Operation Manual
Galaxy Flex - Installatiehandleiding Communicatie [56]
145
Ethernet/GPRS [56.4] (vervolg)
04 = Autotest
1 = Starttijd
2 = Interval
05 = Installateurtest
06 = FTC
07 = Lijnfout
1 = Netwerk (0 = Uit, 1 = Aan)
2 = Signaalpad
1 = Primair
2 = Secundair
3 = Alarm Monitor
4 = Iedere
5 = Alle
08 = SIA-controle – 1 = IP-adres
09 = Encryptie
1 = Alarmrapport (0 = Uit, 1 = Aan)
2 = RS toegang (0 = Uit, 1 = Aan)
3 = SIA-controle (0 = Uit, 1 = Aan)
4 = Alarm Monitor. (0 = Uit, 1 = Aan)
10 = GPRS-netwerk
1 = APN (Access Point Name)
2 = Login (GPRS-provider)
3 = Paswoord (GPRS-provider)
Met de Ethernetmodule kan de centrale communiceren via Ethernet LAN’s en WAN’s,
met gebruik van zowel het UDP- als het TCP Ethernet-protocol. De Ethernet-module
ondersteunt alarmsignalering en remote servicing, inclusief datacodering en padtoezicht
tussen de Ethernet-module en de alarmontvangsttoepassingen.

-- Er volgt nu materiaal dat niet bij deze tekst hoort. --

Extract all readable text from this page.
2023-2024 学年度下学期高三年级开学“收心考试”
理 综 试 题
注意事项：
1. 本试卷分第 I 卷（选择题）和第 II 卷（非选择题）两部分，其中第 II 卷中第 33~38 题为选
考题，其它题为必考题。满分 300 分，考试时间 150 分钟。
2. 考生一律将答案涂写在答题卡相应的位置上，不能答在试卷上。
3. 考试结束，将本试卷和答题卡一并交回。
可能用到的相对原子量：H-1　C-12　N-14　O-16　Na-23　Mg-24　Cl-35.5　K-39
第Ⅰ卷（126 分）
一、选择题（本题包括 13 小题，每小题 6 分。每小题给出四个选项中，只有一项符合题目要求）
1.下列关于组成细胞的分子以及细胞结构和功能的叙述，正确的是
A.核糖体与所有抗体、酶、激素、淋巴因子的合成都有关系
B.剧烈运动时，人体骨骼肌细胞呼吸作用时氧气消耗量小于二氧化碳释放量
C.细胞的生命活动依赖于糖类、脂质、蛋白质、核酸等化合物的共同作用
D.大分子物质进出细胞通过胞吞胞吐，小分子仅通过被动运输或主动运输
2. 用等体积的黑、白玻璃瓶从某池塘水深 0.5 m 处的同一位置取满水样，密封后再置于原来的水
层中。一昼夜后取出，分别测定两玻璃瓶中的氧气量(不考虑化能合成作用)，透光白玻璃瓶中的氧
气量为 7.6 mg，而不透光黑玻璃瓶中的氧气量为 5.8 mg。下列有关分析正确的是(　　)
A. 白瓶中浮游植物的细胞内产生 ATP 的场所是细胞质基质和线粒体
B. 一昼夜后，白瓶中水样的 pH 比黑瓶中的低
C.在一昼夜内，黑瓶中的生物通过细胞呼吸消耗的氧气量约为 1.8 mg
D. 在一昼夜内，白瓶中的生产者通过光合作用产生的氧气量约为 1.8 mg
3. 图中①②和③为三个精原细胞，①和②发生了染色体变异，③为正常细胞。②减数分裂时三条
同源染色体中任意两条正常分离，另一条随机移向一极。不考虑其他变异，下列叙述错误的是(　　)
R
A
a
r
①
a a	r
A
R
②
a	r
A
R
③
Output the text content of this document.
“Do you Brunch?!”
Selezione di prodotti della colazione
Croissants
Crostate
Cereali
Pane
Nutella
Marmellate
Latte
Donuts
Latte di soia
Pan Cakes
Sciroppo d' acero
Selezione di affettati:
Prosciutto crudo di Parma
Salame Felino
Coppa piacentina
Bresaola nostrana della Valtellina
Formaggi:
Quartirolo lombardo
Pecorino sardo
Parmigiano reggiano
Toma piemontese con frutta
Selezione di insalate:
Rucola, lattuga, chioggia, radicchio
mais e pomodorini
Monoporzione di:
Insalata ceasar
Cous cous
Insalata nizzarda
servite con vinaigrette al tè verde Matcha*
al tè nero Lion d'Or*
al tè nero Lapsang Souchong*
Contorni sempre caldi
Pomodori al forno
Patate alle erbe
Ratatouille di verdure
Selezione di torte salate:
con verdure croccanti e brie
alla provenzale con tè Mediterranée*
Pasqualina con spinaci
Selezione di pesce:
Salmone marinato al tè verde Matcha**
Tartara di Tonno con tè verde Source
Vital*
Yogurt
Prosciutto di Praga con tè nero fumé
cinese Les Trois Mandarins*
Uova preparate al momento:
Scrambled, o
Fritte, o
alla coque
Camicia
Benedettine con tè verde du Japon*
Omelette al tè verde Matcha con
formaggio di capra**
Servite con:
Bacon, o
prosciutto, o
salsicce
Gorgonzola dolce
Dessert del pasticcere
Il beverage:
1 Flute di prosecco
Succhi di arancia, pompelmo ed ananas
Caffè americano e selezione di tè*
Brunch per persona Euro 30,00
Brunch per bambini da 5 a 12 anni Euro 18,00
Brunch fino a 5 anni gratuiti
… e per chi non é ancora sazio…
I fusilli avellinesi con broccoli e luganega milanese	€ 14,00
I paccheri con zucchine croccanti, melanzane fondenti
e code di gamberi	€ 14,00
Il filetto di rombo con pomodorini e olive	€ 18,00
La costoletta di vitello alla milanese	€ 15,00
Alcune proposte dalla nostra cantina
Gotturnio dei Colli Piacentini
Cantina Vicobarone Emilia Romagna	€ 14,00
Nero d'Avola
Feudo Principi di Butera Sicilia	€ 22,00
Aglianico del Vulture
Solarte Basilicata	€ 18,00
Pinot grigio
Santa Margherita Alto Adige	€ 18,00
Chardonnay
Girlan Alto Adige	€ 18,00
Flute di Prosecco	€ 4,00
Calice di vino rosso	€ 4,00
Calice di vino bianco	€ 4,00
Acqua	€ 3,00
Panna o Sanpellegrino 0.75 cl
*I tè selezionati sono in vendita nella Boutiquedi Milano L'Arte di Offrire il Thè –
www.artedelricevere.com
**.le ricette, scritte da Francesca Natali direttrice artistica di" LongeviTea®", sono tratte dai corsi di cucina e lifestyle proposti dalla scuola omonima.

Opmerking: Gebruik de programmeerfuncties in dit gedeelte als u van plan bent om met
de GPRS-methode van de module gegevens te verzenden.
Module Config. [56.4.01]
Elke Ethernet-module is vooraf geprogrammeerd met een uniek MAC-adres, waarmee de
module kan worden herkend in het netwerk. De module kan echter pas communiceren met
andere toepassingen als er een IP-adres aan de eenheid wordt toegewezen. De informatie die
in deze sectie is geprogrammeerd is vereist voor andere toepassingen in het netwerk om de
Ethernet-module te kunnen herkennen.
1=IP-adres Dit moet een uniek, statisch IP-adres zijn. De punt wordt automatisch
na elke reeks van drie cijfers toegevoegd of kan handmatig worden
toegevoegd. Dit doet u door op de
te drukken. Dit adres krijgt u van
uw IT-beheerder. Dit is niet vereist voor GPRS.
2=Site Naam Deze optie wordt niet gebruikt.